Unterhaltung ohne Tiefgang

Auf dem Buchumschlag von Daniel Glattauers neuem Roman mit dem Titel «In einem Zug» prangt auf der Vorderseite der Aufkleber «Spiegel Bestsellerautor», und tatsächlich hat sich auch dieser Roman wieder als sehr erfolgreich erwiesen. In den Feuilletons wird er fälschlich oft als Liebesroman bezeichnet, im Wirklichkeit handelt es sich aber um ein Buch ‹über› die Liebe. Es geht hier also nicht um Zwei, die sich lieben, geliebt haben oder sich lieben werden, es geht um Zwei, die sich über Liebe unterhalten, und zwar während einer Zugfahrt. Protagonist und Ich-Erzähler ist ein dem österreichischen Autor in Vielem ähnelnder Schriftsteller. Ein interessantes Setting also, das Einblicke in die Interna der Branche verspricht!

Mit den Worten «Ich setze eine Person in einen Zug, und dann passiert etwas» hat Glattauer das Grundkonzept seines Romans beschrieben, er habe sich dabei einfach der Lust und Freude am Schreiben hingeben wollen. Eduard Brünhofer, bekannte Autor erfolgreicher Liebesromane, sitzt im ICE von Wien nach München, wo er am Nachmittag einen äußerst wichtigen Termin hat. Seit mehr als zehn Jahren quält er sich schon damit herum, endlich eine Idee für einen neuen Liebesroman zu finden, aber er ist restlos ausgelaugt und bleibt schon nach wenigen Seiten hoffnungslos stecken, weil er nicht weiter weiß, weil das begonnene Manuskript seine hohen Ansprüche auch nicht annähernd erfüllt. Kurz vor der Abfahrt steigt eine Frau «im frühen mittleren Alter» in das Viererabteil und setzt sich ihm schräg gegenüber. Er wäre gern allein geblieben, um sich in Ruhe auf seinen schwierigen Gesprächstermin vorzubereiten. Aber es kommt anders, die Frau spricht ihn an, sie will sich offensichtlich unterhalten. Als er sich schließlich als Eduard Brünhofer vorstellt, der bekannte Autor von Lieberomanen, gesteht sie, dass sie noch nie etwas von ihm gelesen hat.

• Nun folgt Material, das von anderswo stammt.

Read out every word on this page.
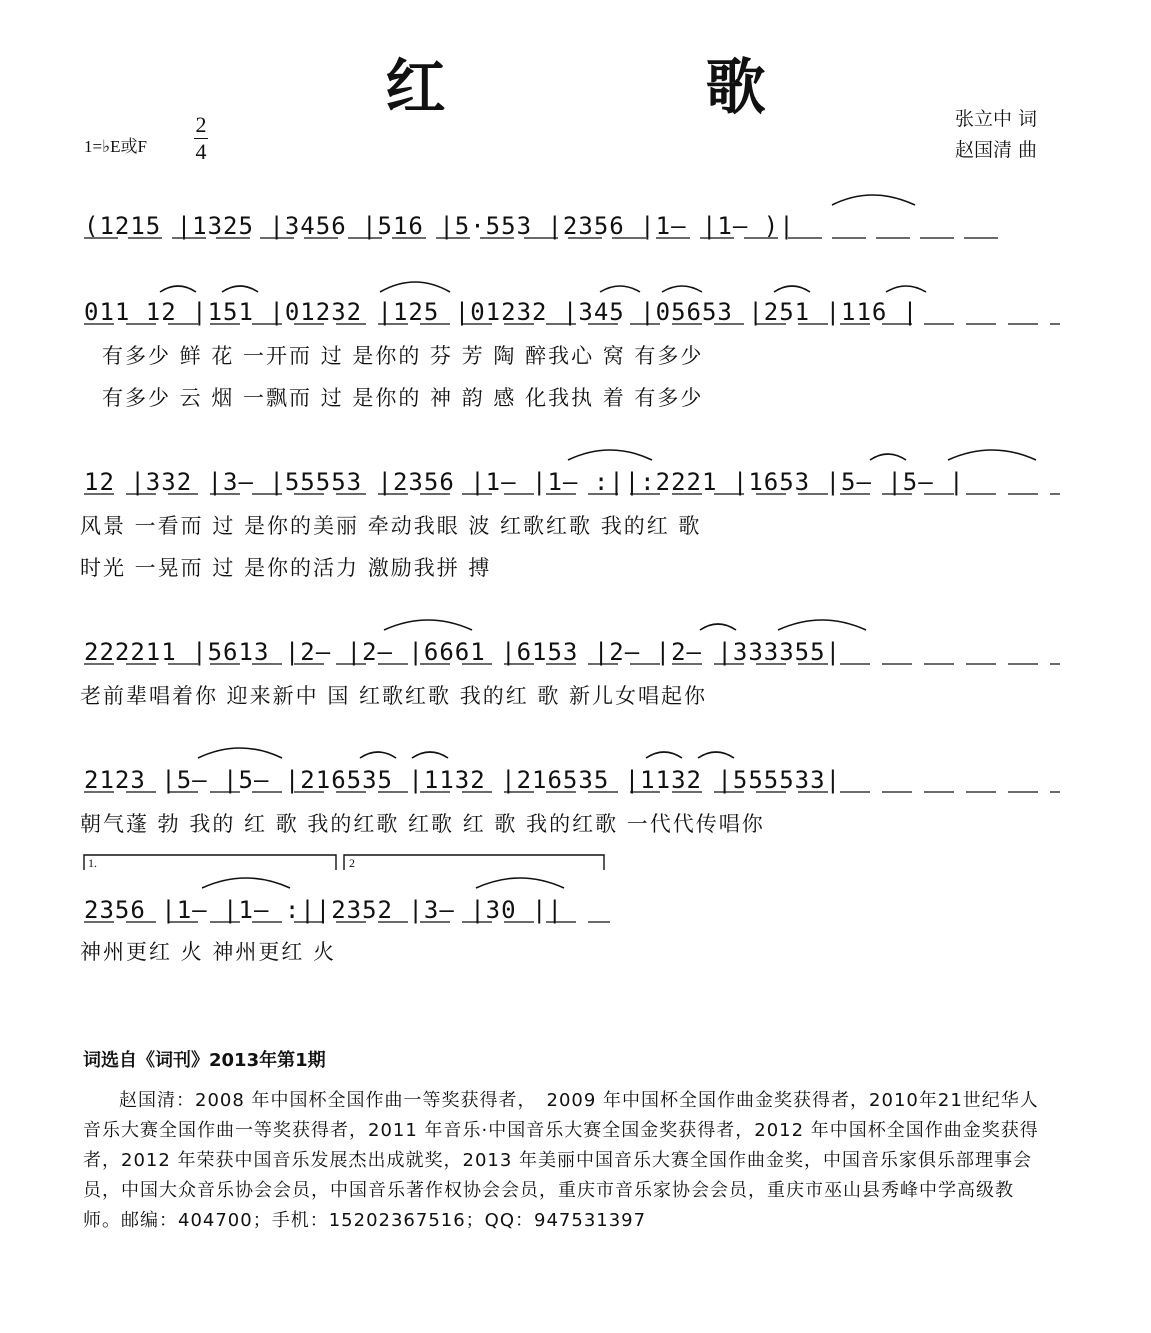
红　歌
1=♭E或F
2
4
张立中 词
赵国清 曲
1.	2
(1215 |1325 |3456 |516 |5·553 |2356 |1— |1— )|
011 12 |151 |01232 |125 |01232 |345 |05653 |251 |116 |
有多少 鲜 花 一开而 过 是你的 芬 芳 陶 醉我心 窝 有多少
有多少 云 烟 一飘而 过 是你的 神 韵 感 化我执 着 有多少
12 |332 |3— |55553 |2356 |1— |1— :||:2221 |1653 |5— |5— |
风景 一看而 过 是你的美丽 牵动我眼 波 红歌红歌 我的红 歌
时光 一晃而 过 是你的活力 激励我拼 搏
222211 |5613 |2— |2— |6661 |6153 |2— |2— |333355|
老前辈唱着你 迎来新中 国 红歌红歌 我的红 歌 新儿女唱起你
2123 |5— |5— |216535 |1132 |216535 |1132 |555533|
朝气蓬 勃 我的 红 歌 我的红歌 红歌 红 歌 我的红歌 一代代传唱你
2356 |1— |1— :||2352 |3— |30 ||
神州更红 火 神州更红 火
词选自《词刊》2013年第1期

赵国清：2008 年中国杯全国作曲一等奖获得者，　2009 年中国杯全国作曲金奖获得者，2010年21世纪华人音乐大赛全国作曲一等奖获得者，2011 年音乐·中国音乐大赛全国金奖获得者，2012 年中国杯全国作曲金奖获得者，2012 年荣获中国音乐发展杰出成就奖，2013 年美丽中国音乐大赛全国作曲金奖，中国音乐家俱乐部理事会员，中国大众音乐协会会员，中国音乐著作权协会会员，重庆市音乐家协会会员，重庆市巫山县秀峰中学高级教师。邮编：404700；手机：15202367516；QQ：947531397
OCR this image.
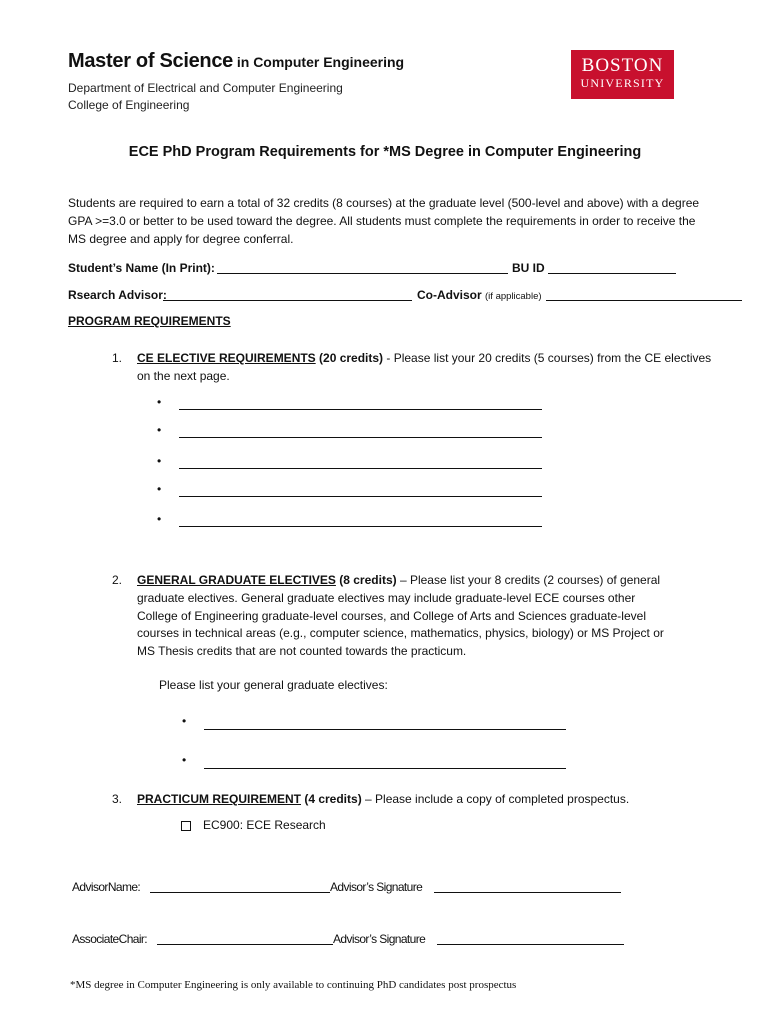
Master of Science in Computer Engineering
Department of Electrical and Computer Engineering
College of Engineering
BOSTON
UNIVERSITY
ECE PhD Program Requirements for *MS Degree in Computer Engineering
Students are required to earn a total of 32 credits (8 courses) at the graduate level (500-level and above) with a degree
GPA >=3.0 or better to be used toward the degree. All students must complete the requirements in order to receive the
MS degree and apply for degree conferral.
Student’s Name (In Print):	BU ID
Rsearch Advisor:	Co-Advisor (if applicable)
PROGRAM REQUIREMENTS
1. CE ELECTIVE REQUIREMENTS (20 credits) - Please list your 20 credits (5 courses) from the CE electives
on the next page.
•
•
•
•
•
2. GENERAL GRADUATE ELECTIVES (8 credits) – Please list your 8 credits (2 courses) of general
graduate electives. General graduate electives may include graduate-level ECE courses other
College of Engineering graduate-level courses, and College of Arts and Sciences graduate-level
courses in technical areas (e.g., computer science, mathematics, physics, biology) or MS Project or
MS Thesis credits that are not counted towards the practicum.
Please list your general graduate electives:
•
•
3. PRACTICUM REQUIREMENT (4 credits) – Please include a copy of completed prospectus.
EC900: ECE Research
AdvisorName:	Advisor’s Signature
AssociateChair:	Advisor’s Signature
*MS degree in Computer Engineering is only available to continuing PhD candidates post prospectus
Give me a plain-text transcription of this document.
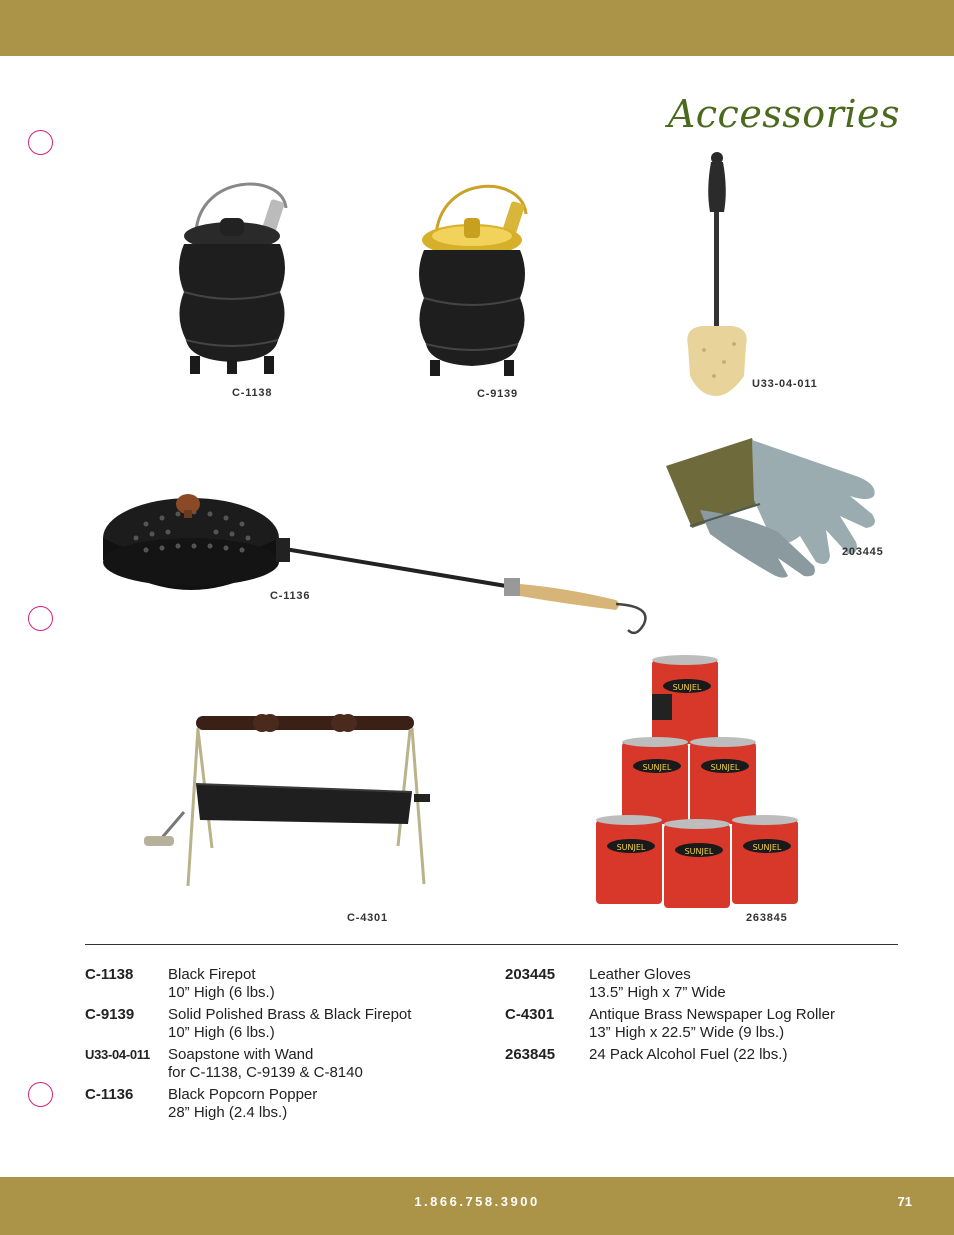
Accessories
C-1138	C-9139
U33-04-011
203445
C-1136
C-4301
SUNJEL
SUNJEL	SUNJEL
SUNJEL	SUNJEL	SUNJEL
263845
C-1138 Black Firepot
10” High (6 lbs.)
C-9139 Solid Polished Brass & Black Firepot
10” High (6 lbs.)
U33-04-011 Soapstone with Wand
for C-1138, C-9139 & C-8140
C-1136 Black Popcorn Popper
28” High (2.4 lbs.)
203445 Leather Gloves
13.5” High x 7” Wide
C-4301 Antique Brass Newspaper Log Roller
13” High x 22.5” Wide (9 lbs.)
263845 24 Pack Alcohol Fuel (22 lbs.)
1.866.758.3900	71
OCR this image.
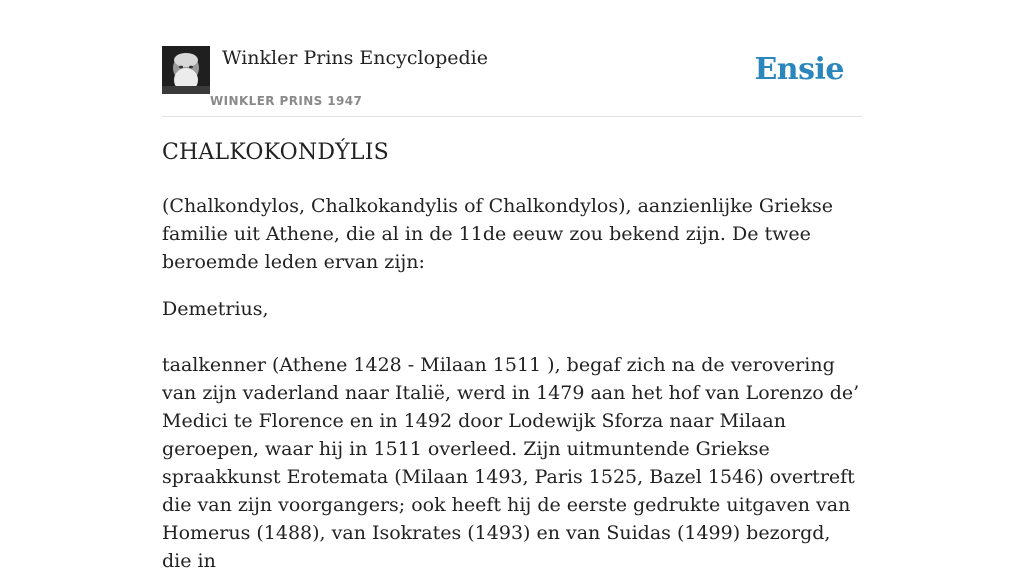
Winkler Prins Encyclopedie
WINKLER PRINS 1947
Ensie
CHALKOKONDÝLIS

(Chalkondylos, Chalkokandylis of Chalkondylos), aanzienlijke Griekse familie uit Athene, die al in de 11de eeuw zou bekend zijn. De twee beroemde leden ervan zijn:

Demetrius,

taalkenner (Athene 1428 - Milaan 1511 ), begaf zich na de verovering van zijn vaderland naar Italië, werd in 1479 aan het hof van Lorenzo de’ Medici te Florence en in 1492 door Lodewijk Sforza naar Milaan geroepen, waar hij in 1511 overleed. Zijn uitmuntende Griekse spraakkunst Erotemata (Milaan 1493, Paris 1525, Bazel 1546) overtreft die van zijn voorgangers; ook heeft hij de eerste gedrukte uitgaven van Homerus (1488), van Isokrates (1493) en van Suidas (1499) bezorgd, die in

Aber der Damm ist gebrochen, sie nutzt die Chance, mit einem vermeintlichen ‹Experten› über das Thema Liebe in allen seinen erfreulichen und unerfreulichen Facetten zu reden, denn sie ist als Psycho-Therapeutin oft auch mit derartigen Problemen beschäftigt. Schon bald sind sie per Du, und es stellt sich heraus, dass Catrin Meyr schon länger eine Fernbeziehung mit einem verheirateten Mann in München hat, den sie gerade besuchen will. Sie ist völlig desillusioniert. Nach diversen Beziehungen, deren längste vier Jahre gedauert hat, hält sie jede Zweisamkeit auf Dauer für problematisch. Da bleibt man doch besser allein, so ihr Credo, und spart sich den ganzen Beziehungs-Stress. «Wir reden noch eine hübsche Weile um den heißen Brei herum«, heißt es im Roman, aber Catrin lässt nicht locker. Geradezu inquisitorisch befragt sie Eduard Brünhofer über seine langjährige und (wirklich?) glückliche Ehe und spart dabei auch den ehelichen Sex nicht aus, der doch nach so langer Zeit kaum noch leidenschaftlich sein könne.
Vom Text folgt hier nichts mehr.